Department: angiosperms (Magnoliophyta).
Class: dicotyledonous (Dicotyledones).
Order: Clove (Caryophyllales).
Family: aizovye (Aizoaceae).
Genus: lithops (Lithops).
Species: brown-headed lithops (L. fulviceps).
Brown-headed Lithops is endemic to Namibia. Lithops cactus grows in deserts on infertile substrates: breccias, quartzites, gneisses, slates and thin layers of limestone. In this article, we will tell you about the types of lithops, its reproduction, meaning and application, and also provide the opportunity to see photos of lithops in nature and culture.
About 30 subpopulations are known, which are found in an area of 22 km2.
Brown-headed lithops is a succulent herbaceous perennial up to 3.5 cm high. The body is heart-shaped, the root system is weak, there is no stem. The only pair of leaves is fused into a wide pillow flattened from above, up to 2.5 cm wide. In an adult lithops cactus, it is divided in half by a narrow slit. The gray-yellow top of the leaf is slightly wrinkled, without clearly visible “islands” and “windows”. Like other lithops, it is dotted with round dots – brown, dark gray or purple.
A peduncle appears from the gap between the leaves with a single lithops flower – correct, bisexual. Corolla bright yellow, rarely white. Tubular with a wide limb, dissected into long narrow lobes, the corolla of lithops flowers reaches 3.5 cm in diameter. The fruit is a five-celled capsule with small yellowish-brown seeds.
Reproduction is seed and vegetative by young shoots.
Throughout the dry season, which lasts in Namibia from December to April, the lithops plant is dormant. In May, the rainy season begins, the cactus awakens and begins to grow in size, storing water in young leaves. In September – October, it stops growing and throws out flowers that are pollinated by insects. Soon the fruits are tied, but even having dispersed the seeds ripened at the beginning of the next spring, they remain in place and fall off only at the beginning of the next flowering.
Significance and application
Lithops, or, as they are also called, living stones, have gained immense popularity among succulent lovers around the world. These bizarre plants are slow growing, require little to no watering, have no needles, and take up less room on the windowsill than cacti.
Types of lithops and their photos
There are several types of lithops, photos of which you can see on this page. All of them are of different colors.
The most popular form is Aurea , a delicate golden green with gray-green dark dots and white flowers.

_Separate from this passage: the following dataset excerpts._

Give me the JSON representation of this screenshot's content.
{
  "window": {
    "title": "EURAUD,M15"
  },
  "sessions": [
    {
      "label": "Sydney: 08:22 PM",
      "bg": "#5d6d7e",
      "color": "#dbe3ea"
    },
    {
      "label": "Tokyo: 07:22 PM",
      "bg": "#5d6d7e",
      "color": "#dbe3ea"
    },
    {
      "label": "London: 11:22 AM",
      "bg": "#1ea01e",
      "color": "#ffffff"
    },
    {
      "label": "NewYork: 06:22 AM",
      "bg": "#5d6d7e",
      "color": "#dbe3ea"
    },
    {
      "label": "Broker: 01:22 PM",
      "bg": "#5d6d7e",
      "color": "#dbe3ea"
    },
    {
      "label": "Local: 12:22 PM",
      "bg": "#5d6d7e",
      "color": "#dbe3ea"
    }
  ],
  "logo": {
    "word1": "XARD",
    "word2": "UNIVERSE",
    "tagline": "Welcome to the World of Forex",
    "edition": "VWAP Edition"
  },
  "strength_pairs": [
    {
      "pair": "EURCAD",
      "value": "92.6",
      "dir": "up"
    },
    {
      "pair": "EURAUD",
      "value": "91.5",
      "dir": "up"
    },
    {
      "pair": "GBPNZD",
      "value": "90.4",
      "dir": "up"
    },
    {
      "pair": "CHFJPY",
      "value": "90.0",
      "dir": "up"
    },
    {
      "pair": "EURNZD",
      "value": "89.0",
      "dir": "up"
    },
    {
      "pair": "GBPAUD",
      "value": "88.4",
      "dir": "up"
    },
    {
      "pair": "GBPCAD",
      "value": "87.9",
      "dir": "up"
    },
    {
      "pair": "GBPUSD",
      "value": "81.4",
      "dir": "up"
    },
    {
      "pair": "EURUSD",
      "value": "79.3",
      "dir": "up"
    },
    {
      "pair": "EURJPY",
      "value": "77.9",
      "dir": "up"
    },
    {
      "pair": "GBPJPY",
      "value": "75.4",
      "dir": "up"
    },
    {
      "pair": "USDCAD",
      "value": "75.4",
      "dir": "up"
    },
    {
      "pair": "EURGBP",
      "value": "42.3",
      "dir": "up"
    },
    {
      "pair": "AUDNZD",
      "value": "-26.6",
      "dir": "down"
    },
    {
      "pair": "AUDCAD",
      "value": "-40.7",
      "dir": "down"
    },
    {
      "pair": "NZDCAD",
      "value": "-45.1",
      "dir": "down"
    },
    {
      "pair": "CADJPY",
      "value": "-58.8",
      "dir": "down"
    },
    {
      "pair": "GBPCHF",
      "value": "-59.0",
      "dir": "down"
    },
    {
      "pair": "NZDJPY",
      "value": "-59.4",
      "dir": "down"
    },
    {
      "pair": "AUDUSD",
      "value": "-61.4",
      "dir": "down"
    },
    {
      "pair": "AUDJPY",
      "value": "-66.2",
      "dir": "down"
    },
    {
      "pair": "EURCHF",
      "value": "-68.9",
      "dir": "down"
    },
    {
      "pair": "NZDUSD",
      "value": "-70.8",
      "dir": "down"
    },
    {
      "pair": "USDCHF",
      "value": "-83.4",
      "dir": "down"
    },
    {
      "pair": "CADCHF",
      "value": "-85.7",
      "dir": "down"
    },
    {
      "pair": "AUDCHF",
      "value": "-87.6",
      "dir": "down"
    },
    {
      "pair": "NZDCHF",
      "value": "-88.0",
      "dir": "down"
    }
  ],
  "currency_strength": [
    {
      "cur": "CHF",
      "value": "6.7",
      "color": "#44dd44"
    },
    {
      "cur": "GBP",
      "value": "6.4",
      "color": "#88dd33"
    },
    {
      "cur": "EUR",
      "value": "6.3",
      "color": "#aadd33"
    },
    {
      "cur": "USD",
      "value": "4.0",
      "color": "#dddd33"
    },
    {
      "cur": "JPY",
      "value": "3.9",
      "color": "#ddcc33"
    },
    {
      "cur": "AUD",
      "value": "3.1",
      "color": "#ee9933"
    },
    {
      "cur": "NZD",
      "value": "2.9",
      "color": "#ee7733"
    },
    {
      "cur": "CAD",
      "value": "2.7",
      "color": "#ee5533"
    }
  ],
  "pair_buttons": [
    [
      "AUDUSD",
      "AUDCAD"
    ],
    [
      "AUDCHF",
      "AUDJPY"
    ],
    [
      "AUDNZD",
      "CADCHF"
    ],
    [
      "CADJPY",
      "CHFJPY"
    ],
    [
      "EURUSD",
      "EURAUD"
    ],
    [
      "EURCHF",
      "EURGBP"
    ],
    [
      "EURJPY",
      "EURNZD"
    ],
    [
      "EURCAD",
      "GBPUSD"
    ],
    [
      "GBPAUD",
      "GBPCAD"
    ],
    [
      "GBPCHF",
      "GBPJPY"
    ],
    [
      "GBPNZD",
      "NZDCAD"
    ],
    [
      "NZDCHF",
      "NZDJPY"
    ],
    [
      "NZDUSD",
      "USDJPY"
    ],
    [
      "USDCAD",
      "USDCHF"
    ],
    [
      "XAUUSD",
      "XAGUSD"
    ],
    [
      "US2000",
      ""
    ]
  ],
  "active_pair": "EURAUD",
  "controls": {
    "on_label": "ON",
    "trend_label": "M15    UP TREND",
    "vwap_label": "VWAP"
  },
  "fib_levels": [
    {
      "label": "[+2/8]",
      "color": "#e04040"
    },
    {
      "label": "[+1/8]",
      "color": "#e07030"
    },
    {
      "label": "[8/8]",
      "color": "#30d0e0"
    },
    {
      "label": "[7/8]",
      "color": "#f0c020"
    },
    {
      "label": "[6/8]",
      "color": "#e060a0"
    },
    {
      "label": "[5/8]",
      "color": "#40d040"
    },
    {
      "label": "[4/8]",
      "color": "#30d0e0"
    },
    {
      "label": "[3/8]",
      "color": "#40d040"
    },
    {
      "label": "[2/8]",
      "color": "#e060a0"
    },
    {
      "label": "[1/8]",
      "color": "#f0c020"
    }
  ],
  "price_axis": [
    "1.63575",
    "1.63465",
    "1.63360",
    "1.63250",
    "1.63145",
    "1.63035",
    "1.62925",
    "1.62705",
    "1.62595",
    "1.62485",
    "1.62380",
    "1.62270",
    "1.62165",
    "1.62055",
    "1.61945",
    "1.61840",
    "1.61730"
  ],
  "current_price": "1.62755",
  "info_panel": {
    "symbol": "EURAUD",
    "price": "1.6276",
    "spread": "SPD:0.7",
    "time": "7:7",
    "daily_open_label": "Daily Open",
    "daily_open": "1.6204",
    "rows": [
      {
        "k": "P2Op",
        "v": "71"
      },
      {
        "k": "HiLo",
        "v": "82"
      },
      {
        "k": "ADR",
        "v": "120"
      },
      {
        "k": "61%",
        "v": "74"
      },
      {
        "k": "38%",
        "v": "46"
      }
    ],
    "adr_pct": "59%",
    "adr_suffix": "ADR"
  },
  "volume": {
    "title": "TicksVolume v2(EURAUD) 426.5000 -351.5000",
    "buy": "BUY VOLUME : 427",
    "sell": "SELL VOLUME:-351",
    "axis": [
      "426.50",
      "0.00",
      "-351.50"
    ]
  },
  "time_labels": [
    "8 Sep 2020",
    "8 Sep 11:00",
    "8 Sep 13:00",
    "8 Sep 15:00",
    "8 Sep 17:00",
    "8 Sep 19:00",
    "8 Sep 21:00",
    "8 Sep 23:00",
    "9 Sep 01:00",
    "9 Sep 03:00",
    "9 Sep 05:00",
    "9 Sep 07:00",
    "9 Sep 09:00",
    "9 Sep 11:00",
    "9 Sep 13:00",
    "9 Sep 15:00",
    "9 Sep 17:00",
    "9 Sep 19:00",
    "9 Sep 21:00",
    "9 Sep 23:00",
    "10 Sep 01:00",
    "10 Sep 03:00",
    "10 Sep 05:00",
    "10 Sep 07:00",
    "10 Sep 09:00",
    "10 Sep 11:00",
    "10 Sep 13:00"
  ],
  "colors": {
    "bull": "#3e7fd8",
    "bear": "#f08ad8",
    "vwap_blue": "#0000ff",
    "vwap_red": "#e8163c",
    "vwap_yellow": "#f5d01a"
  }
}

Lithops of Dorothea (L. dorotheae), green (L. viridis), Willet (L. villetii), false truncated (L. pseudotruncatella) and about a dozen more species are also common in the collections. Many of them have become rare in nature not without human help.
Endangered species of lithops flowers
Lithops Francis (L. francisci), Hermetic (L. hermetica);
Lithops eye-like (L. optica);
Finally, the Lithops of Ruschi (L.ruschiorum) and Mariental (L. vallis-mariae).
The plant body is adapted to life in the harsh and arid conditions of the African desert.
Photosynthetic tissues are hidden in the depths of the leaf, and only dark transparent areas at the top, the so-called windows, allow sunlight to pass through to them. Thus, the plant is protected from sunburn.
Each year, the lithops grows a pair of new leaves from a bud laid at the base. As the young leaves grow in size, the old ones peel off like a stocking.
The main threat to brown-headed lithops is poachers who collect seeds and dig up plants for sale. The number of some populations is decreasing, but it is too early to talk about the threat of extinction.